Vice-porta-voz do Secretário-Geral afirmou que o material está sendo traduzido e será estudado pelas Nações Unidas, mas adesão ao tratado não é imediata.

Vice-porta-voz da ONU, Farhan Haq. Foto: ONU
O vice-porta-voz do secretário-geral Ban Ki-moon, afirmou que a ONU recebeu, nesta quinta-feira (12), documentos do governo da Síria para adotar a Convenção de Armas Químicas, informou a Rádio ONU. Segundo Farhan Haq, o material está sendo traduzido e será estudado pelas Nações Unidas. A adesão da Síria não será imediata, já que um processo deve ser seguido.
Haq explicou que existem várias formas de um país adotar o tratado que proíbe o uso de armas químicas. Isso pode ser feito através da assinatura, ratificação ou por adesão, como foi o caso agora.
O vice-porta-voz disse que esse é o primeiro passo para se tornar membro da Convenção e que o processo levará alguns dias até que o país possa formalmente adotar o tratado.
Haq esclareceu que o Secretário-Geral, Ban Ki-moon, ainda não recebeu o relatório da equipe de investigação da ONU, comandada por Ake Sellström, sobre o alegado uso de armas químicas na Síria. Descartando os rumores que surgiram na imprensa de que o documento seria apresentado na segunda-feira, Haq afirmou não saber quando o relatório será divulgado. Ele disse ainda que, para acelerar o processo de análise, o material colhido pela equipe de Sellström está sendo examinado em quatro laboratórios europeus.

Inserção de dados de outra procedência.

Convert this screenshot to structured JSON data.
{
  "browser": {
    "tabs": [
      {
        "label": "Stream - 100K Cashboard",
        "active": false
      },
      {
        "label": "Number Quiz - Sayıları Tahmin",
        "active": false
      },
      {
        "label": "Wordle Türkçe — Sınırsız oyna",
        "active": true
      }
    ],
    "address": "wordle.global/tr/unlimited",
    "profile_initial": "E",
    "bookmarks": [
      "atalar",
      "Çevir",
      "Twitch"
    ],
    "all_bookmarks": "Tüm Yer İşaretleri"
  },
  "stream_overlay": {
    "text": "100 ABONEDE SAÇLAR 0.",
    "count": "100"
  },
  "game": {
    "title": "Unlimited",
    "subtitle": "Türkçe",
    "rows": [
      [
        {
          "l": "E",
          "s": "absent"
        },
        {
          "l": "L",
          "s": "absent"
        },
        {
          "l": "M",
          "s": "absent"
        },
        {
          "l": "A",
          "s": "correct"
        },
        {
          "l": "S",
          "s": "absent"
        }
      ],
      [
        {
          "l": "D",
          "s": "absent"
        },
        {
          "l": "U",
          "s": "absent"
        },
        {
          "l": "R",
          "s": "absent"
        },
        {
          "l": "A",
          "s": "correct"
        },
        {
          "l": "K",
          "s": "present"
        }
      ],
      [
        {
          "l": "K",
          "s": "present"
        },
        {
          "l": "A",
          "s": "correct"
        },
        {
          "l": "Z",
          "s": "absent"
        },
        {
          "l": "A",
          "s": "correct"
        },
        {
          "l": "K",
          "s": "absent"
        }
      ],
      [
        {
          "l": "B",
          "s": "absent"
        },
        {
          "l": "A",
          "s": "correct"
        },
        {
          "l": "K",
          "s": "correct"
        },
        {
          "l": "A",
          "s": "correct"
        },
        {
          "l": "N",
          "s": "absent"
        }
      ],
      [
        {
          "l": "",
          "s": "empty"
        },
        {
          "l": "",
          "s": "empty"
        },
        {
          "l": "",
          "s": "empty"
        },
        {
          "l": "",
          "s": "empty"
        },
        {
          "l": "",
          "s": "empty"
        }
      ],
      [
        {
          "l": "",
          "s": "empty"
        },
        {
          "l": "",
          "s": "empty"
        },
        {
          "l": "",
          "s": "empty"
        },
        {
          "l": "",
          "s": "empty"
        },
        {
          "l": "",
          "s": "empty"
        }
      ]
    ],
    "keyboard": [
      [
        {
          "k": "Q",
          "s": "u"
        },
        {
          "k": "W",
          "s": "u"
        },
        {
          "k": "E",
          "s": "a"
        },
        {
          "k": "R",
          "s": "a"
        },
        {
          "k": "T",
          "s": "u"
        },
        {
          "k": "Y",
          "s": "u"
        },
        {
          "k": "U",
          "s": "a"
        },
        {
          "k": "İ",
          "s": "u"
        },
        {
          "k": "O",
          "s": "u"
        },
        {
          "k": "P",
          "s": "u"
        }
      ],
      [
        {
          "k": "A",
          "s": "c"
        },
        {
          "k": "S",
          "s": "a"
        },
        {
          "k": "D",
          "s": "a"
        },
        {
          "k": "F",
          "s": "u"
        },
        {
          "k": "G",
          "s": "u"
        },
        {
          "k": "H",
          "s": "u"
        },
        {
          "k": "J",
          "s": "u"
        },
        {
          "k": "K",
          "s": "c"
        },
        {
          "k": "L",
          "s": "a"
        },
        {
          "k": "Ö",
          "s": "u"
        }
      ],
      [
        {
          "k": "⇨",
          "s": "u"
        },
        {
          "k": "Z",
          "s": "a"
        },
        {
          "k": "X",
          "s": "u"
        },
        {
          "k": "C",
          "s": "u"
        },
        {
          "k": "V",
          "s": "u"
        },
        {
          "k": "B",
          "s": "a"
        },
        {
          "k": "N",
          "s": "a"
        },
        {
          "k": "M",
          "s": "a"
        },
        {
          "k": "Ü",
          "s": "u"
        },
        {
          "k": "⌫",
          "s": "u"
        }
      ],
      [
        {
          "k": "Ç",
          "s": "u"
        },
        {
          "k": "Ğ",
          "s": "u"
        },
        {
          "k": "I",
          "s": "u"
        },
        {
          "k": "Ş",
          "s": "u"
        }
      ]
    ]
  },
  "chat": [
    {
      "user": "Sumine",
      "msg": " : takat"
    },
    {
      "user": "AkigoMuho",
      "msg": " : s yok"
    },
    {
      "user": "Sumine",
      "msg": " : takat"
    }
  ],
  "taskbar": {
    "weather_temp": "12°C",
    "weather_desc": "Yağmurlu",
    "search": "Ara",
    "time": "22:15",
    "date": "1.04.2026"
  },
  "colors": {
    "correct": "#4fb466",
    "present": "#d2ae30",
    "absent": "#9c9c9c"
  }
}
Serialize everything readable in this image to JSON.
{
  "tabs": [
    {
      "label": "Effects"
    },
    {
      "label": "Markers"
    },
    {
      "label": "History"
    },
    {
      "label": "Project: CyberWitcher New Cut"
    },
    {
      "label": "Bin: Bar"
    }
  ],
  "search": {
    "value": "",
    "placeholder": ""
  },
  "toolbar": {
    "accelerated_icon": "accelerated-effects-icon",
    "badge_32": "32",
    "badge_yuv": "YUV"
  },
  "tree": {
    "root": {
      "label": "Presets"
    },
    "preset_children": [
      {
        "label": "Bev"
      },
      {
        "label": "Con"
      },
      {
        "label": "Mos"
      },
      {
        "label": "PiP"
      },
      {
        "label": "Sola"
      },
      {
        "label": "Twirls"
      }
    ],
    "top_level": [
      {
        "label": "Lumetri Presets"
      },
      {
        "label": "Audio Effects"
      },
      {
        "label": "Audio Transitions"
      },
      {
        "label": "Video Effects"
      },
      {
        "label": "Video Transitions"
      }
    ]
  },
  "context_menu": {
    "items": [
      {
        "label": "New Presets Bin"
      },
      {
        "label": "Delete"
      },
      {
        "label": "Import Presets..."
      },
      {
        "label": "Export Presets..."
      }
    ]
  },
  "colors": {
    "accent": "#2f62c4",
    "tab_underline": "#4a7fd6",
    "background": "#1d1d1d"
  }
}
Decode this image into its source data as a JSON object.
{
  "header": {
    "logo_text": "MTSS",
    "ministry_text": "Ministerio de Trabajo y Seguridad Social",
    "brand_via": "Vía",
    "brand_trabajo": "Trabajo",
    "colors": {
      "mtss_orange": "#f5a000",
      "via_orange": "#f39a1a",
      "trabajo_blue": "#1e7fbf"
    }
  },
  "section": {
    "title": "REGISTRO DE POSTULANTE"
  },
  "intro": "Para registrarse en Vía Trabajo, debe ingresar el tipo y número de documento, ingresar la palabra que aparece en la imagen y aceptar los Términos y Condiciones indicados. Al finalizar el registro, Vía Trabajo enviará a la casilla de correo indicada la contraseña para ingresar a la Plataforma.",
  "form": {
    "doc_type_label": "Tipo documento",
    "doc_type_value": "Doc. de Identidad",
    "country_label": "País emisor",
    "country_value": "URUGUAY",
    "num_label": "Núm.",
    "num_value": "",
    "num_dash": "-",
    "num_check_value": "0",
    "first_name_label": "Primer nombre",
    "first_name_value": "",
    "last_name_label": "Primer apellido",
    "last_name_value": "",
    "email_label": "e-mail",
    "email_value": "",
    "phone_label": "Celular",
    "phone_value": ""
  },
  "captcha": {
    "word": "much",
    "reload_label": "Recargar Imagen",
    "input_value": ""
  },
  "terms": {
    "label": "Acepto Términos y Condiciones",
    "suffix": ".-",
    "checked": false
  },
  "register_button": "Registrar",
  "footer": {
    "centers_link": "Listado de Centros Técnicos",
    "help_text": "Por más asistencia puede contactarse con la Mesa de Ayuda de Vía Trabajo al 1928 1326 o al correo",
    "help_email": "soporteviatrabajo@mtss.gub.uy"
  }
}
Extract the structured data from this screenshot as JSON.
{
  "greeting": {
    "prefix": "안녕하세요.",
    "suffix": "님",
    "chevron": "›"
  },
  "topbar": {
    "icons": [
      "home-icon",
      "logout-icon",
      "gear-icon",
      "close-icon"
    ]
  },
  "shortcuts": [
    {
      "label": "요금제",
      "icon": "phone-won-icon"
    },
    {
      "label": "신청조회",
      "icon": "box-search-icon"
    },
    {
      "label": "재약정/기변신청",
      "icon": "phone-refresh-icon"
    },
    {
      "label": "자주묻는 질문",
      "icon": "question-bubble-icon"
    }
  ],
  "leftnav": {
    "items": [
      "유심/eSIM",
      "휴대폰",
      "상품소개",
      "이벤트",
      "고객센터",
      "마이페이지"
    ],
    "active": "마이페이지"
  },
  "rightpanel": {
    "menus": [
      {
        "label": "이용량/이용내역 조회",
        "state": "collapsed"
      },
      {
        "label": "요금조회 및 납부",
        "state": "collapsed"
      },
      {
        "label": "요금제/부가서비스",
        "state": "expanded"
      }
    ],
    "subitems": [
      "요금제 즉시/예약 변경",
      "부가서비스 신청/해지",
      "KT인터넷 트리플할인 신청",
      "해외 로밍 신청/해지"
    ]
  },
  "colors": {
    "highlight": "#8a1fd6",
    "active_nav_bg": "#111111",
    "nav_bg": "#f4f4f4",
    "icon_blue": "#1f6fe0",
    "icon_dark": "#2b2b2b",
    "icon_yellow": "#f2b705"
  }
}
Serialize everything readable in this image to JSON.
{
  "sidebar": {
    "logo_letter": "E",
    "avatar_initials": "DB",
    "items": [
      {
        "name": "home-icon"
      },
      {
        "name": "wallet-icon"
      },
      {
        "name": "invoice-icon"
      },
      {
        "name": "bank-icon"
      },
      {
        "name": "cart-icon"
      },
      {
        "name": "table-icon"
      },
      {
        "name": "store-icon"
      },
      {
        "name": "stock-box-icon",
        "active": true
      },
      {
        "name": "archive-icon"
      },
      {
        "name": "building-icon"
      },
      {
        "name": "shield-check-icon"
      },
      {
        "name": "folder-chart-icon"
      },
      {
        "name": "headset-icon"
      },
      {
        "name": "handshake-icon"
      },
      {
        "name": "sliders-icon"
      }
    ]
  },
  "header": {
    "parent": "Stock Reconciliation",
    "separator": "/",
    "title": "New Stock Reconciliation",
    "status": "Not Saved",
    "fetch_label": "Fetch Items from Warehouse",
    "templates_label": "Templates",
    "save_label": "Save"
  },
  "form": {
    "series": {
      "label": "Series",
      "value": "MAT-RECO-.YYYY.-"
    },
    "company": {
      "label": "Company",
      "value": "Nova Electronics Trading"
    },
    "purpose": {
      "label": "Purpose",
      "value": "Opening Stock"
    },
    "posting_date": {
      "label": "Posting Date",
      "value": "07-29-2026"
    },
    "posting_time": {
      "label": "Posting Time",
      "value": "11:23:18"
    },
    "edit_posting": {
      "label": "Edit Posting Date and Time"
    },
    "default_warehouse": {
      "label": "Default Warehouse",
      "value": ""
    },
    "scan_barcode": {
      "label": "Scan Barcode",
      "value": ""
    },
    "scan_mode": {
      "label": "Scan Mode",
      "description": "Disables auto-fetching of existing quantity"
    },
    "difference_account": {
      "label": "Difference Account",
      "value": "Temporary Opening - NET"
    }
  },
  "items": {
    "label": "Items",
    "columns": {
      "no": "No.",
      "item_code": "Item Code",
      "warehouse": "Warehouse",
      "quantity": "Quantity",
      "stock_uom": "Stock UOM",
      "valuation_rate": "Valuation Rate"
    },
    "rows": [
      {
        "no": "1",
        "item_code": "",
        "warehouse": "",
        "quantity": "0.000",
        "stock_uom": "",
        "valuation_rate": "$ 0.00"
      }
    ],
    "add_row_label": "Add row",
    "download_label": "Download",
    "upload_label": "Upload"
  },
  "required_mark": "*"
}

Ele declarou também que o representante especial da ONU e da Liga Árabe para a Síria, Lakhdar Brahimi, se reuniu nesta quinta-feira (12), em Genebra, com o secretário de Estado americano, John Kerry. Brahimi também irá se reunir com o ministro das relações exteriores da Rússia, Sergey Lavrov.
O presidente do Conselho de Segurança, o embaixador australiano Gary Quinlan, afirmou (12) que as discussões sobre a Síria continuam, principalmente entre os cinco membros permanentes do grupo. Segundo Quinlan, é necessário quebrar o impasse nos debates entre a China, os Estados Unidos, a França, a Grã-Bretanha e a Rússia.